Of course, we cannot discuss public and private schools without talking about the cost. As public schools are funded by state governments and citizens’ taxes, it is significantly cheaper for you to go to one of them rather than private schools. Private colleges rely on fees, tuition, and rare donations in order to keep running, and that drives the price of tuition way up; in fact, tuition doesn’t change for people in that state or out-of-state. This is beneficial in a way, for private schools can be region-blind when it comes to accepting students because all who enroll will pay the same amount of tuition, unlike in public schools that accept students that are mostly from the state that they are in.


Historically Black Colleges and Universities

An HCBU, as defined by the U.S. Department of Education, is “any historically black college or university that was established prior to 1964, whose principal mission was, and is, the education of black Americans, and that is accredited by a nationally recognized accrediting agency or association determined by the Secretary [of Education] to be a reliable authority as to the quality of training offered or is, according to such an agency or association, making reasonable progress toward accreditation.” Even though these colleges are historically black, however, they offer all students, regardless of race, chances to further their talents in their higher education.

At these schools, opportunities may be specifically tailored to African-American history and experiences, which adds to the close-knit community that already exists.

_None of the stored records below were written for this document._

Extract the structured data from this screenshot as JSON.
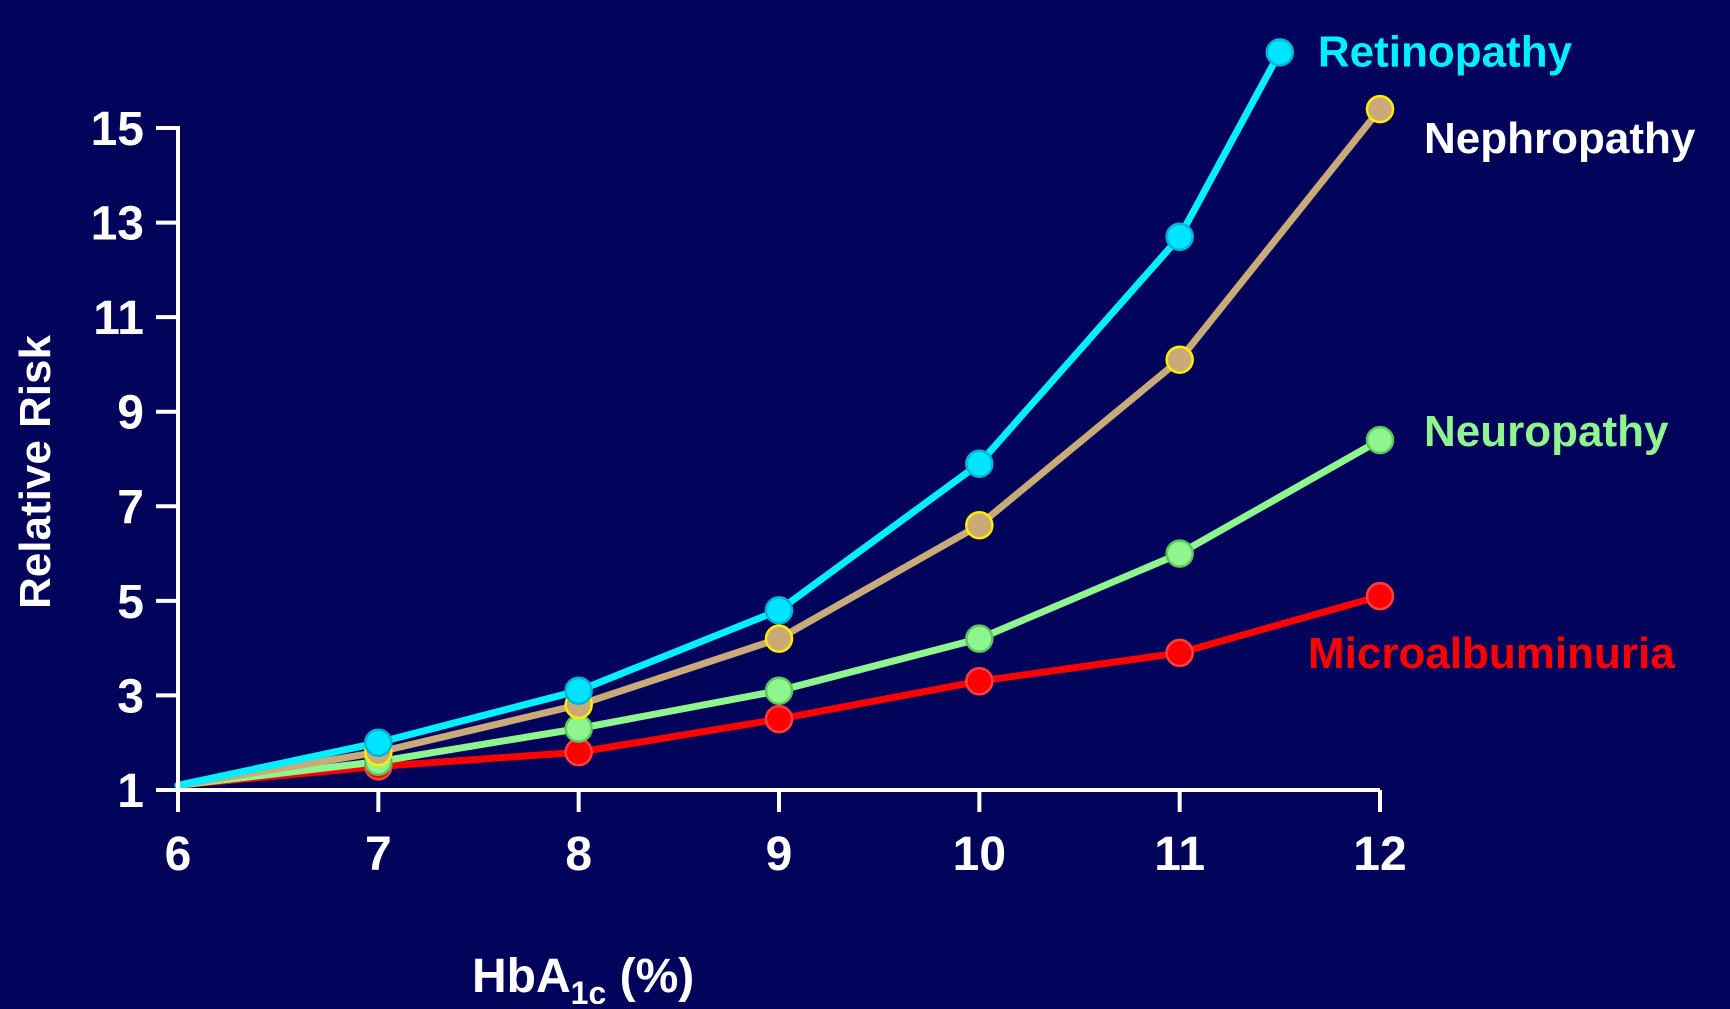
{
  "colors": {
    "background": "#02035a",
    "axis": "#ffffff",
    "text": "#ffffff"
  },
  "chart_data": {
    "type": "line",
    "title": "",
    "xlabel": {
      "main": "HbA",
      "subscript": "1c",
      "suffix": " (%)"
    },
    "ylabel": "Relative Risk",
    "xlim": [
      6,
      12
    ],
    "ylim": [
      1,
      15
    ],
    "xticks": [
      6,
      7,
      8,
      9,
      10,
      11,
      12
    ],
    "yticks": [
      1,
      3,
      5,
      7,
      9,
      11,
      13,
      15
    ],
    "grid": false,
    "legend": "direct labels at line ends",
    "series": [
      {
        "name": "Retinopathy",
        "color": "#00f0ff",
        "marker_fill": "#00e5ff",
        "marker_edge": "#00b4d8",
        "x": [
          6,
          7,
          8,
          9,
          10,
          11,
          11.5
        ],
        "y": [
          1.1,
          2.0,
          3.1,
          4.8,
          7.9,
          12.7,
          16.6
        ]
      },
      {
        "name": "Nephropathy",
        "color": "#c9aa78",
        "marker_fill": "#c9aa78",
        "marker_edge": "#ffee00",
        "x": [
          6,
          7,
          8,
          9,
          10,
          11,
          12
        ],
        "y": [
          1.1,
          1.8,
          2.8,
          4.2,
          6.6,
          10.1,
          15.4
        ]
      },
      {
        "name": "Neuropathy",
        "color": "#8ff58f",
        "marker_fill": "#8ff58f",
        "marker_edge": "#5cc95c",
        "x": [
          6,
          7,
          8,
          9,
          10,
          11,
          12
        ],
        "y": [
          1.1,
          1.6,
          2.3,
          3.1,
          4.2,
          6.0,
          8.4
        ]
      },
      {
        "name": "Microalbuminuria",
        "color": "#ff0000",
        "marker_fill": "#ff0000",
        "marker_edge": "#ff4040",
        "x": [
          6,
          7,
          8,
          9,
          10,
          11,
          12
        ],
        "y": [
          1.1,
          1.5,
          1.8,
          2.5,
          3.3,
          3.9,
          5.1
        ]
      }
    ]
  }
}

This atmosphere is said to be safe and nurturing by graduates, and if you are looking for somewhat familial ties in your college experience, an HCBU may be right for you.


Religiously Affiliated Colleges

People may shy away from colleges that coincide with a religion, especially if they don’t practice  the same religion or any religion at all. You don’t necessarily have to be of the same religion to attend one of these schools and definitely should not let that stop you if you really like an academic program in a school, but you should be wary of what kind of community the school has. For example, religion may intersect with student life when it comes to dress code, curfew, single-sex dorms, and more. Make sure to do your research on a specific school if you are interested, and get a tour if possible. This will allow you to make sure that the atmosphere is right for you.

If you do practice the same religion as a school you are interested in, though, this can be extremely beneficial to you. You can get involved in clubs to further your spiritual growth and attend your specific church with fellow students. This allows you to be in an accepting and familiar community of people who understand you and already have a deep connection with you through religion.

Hopefully, through this article you have gained valuable insight into what type of college you’d like to attend after you finish high school. Now that you have this knowledge, go and research these schools and narrow down your list of possibilities!